A monte di tutto c'è la crisi più profonda in cui si dibatte l'intera nostra società " avanzata " - si fa per dire - incapace di produrre valori e di trasmetterli, che tollera e sollecita le movide notturne, gli sballi, il mordi e fuggi! " Altra emergenza - sono parole di Dionigi - è l'assoggettamento alla dittatura del presente che toglie ai giovani ogni sensibilità storica " E' un tema su cui mi sono soffermato in Una società orfana in cerca del domani dello scorso ottobre, in cui sostenevo che l'eterno presente a cui costringiamo le nuove generazioni, rubando loro il passato e privandole del futuro, le fa letteralmente " uscir di testa ", come si suol dire! E' un disagio profondo in cui esse vivono, a fronte del quale i riordini gelminiani sono meno dei palliativi!
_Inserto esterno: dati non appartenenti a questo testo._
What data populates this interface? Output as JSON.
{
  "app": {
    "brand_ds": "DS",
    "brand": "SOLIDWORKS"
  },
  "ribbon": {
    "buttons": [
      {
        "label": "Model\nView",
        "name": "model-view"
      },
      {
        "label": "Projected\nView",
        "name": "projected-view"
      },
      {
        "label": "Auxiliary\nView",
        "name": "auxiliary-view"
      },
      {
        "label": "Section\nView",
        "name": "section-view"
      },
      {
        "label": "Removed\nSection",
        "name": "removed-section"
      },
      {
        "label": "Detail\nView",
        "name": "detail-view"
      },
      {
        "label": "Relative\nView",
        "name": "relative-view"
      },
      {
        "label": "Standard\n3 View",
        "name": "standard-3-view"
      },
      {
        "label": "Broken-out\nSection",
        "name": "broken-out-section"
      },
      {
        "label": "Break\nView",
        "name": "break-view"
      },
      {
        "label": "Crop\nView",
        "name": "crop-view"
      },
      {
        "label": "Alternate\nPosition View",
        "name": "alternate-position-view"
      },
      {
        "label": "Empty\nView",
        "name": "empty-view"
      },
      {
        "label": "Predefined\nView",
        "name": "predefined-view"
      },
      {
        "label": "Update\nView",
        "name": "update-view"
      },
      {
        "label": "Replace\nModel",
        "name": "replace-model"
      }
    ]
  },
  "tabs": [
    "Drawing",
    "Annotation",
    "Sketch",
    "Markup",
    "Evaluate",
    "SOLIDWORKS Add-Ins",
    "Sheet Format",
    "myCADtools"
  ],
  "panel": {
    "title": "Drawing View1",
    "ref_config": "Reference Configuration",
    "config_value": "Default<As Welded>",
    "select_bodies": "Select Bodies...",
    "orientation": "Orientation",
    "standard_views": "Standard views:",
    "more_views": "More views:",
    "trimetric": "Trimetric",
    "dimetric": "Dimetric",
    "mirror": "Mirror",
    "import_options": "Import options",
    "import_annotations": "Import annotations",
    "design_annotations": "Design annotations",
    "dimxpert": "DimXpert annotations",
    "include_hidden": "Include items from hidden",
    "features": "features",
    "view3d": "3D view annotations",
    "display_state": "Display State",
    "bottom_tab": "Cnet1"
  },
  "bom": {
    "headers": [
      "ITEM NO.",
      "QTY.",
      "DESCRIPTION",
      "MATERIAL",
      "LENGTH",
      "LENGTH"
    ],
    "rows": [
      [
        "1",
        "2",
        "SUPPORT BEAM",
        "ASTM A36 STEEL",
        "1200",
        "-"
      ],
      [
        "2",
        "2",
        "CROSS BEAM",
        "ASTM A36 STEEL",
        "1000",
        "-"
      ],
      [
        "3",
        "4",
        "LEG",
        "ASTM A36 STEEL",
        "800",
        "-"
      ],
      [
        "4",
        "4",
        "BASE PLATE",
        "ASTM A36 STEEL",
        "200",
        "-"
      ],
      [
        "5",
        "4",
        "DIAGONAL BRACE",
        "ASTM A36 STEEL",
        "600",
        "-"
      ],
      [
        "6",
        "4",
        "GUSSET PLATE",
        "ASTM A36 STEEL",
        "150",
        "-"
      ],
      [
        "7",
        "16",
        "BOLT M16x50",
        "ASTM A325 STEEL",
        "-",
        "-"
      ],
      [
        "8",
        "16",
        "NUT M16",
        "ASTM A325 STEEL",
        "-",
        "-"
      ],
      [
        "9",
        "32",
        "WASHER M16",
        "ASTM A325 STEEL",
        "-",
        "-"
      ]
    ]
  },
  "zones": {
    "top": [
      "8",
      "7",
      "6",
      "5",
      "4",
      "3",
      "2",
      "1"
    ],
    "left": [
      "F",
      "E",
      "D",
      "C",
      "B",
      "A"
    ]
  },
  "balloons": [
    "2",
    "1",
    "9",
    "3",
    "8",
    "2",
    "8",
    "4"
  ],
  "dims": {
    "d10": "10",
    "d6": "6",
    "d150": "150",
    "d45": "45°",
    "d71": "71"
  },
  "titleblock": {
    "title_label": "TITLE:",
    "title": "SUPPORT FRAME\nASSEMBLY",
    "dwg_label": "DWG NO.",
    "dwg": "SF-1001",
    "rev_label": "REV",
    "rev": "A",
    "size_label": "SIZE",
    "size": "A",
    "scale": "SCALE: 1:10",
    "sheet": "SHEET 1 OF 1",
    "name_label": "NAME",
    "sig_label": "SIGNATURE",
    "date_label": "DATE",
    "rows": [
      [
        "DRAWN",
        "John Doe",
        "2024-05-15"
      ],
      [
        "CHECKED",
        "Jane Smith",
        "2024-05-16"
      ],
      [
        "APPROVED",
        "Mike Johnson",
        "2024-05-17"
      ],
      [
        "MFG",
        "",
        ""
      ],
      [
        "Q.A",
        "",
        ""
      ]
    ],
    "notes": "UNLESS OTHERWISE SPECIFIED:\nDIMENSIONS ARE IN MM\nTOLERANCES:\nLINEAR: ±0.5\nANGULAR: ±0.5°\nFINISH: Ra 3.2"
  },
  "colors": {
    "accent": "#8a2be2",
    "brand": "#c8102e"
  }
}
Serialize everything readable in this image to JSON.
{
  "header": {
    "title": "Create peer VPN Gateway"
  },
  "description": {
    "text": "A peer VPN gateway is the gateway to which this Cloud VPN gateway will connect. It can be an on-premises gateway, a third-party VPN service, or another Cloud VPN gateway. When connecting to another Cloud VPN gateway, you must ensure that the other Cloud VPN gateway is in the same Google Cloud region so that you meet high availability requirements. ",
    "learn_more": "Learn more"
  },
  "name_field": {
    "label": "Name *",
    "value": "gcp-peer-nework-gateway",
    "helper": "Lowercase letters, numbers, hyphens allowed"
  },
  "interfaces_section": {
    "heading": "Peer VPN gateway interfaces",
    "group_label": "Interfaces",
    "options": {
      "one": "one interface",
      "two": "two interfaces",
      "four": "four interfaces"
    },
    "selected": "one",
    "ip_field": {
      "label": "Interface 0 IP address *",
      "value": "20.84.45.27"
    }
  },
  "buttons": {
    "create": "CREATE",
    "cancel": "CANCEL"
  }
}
Una delle prime strade da imboccare per riordinare veramente i nostri percorsi scolastici è quella di costruire un ciclo di base decennale, continuo ed articolato, progressivo ed orientante nel contempo, in cui sia fondante una forte integrazione delle competenze relative al contare e al raccontare, strettamente legate a quelle che consentono di saper vivere e agire in una società che è complessa e difficile, che ha una sua storia e che vuole cimentarsi con il futuro. Occorre liquidare per sempre le barriere ereditate dal passato, i tre gradini della scuola primaria, della scuola che è media, ma che è anche secondaria di primo grado, del biennio che da un lato conclude l'obbligo, ma dall'altro appartiene al liceo o all'istituto tecnico o a quello professionale. Sono tutte barriere verticali e orizzontali che pregiudicano la progressività di un percorso continuo e che sia veramente mirato. Si tratta di gradi e di ordini che si sono giustapposti nel corso degli anni della nostra storia scolastica, i quali, però, costituiscono una barriera ad un riordino radicale e coraggioso che l'attuale gruppo dirigente neanche è in grado di ipotizzare.
Ed in questo riordino - ripeto - il contare e il raccontare non debbono afferire a due modalità divergenti di pensare e di fare, perché attengono a quelle operazioni elementari e fondanti che caratterizzano l'azione produttiva del nostro cervello/mente! Solo dopo questo decennio continuo possiamo pensare ai diversi indirizzi, anche se fossero mille, tutti percorribili con successo, ma solo se la base è solida e consolidata!
Ivano Dionigi ha un passato di tutto rispetto per quanto riguarda l'avvio di un proficuo incontro di quelle che ancora continuiamo a chiamare due culture, ma che due non sono affatto! Se vogliamo salvare i nostri ragazzi da un'ignoranza che tenderà a crescere, non esistiamo a costruire una scuola di base che sia veramente tale e che non faccia sconti ad un passato che occorre solo lasciare alle spalle! E avremo matricole che sanno leggere, scrivere e far di conto!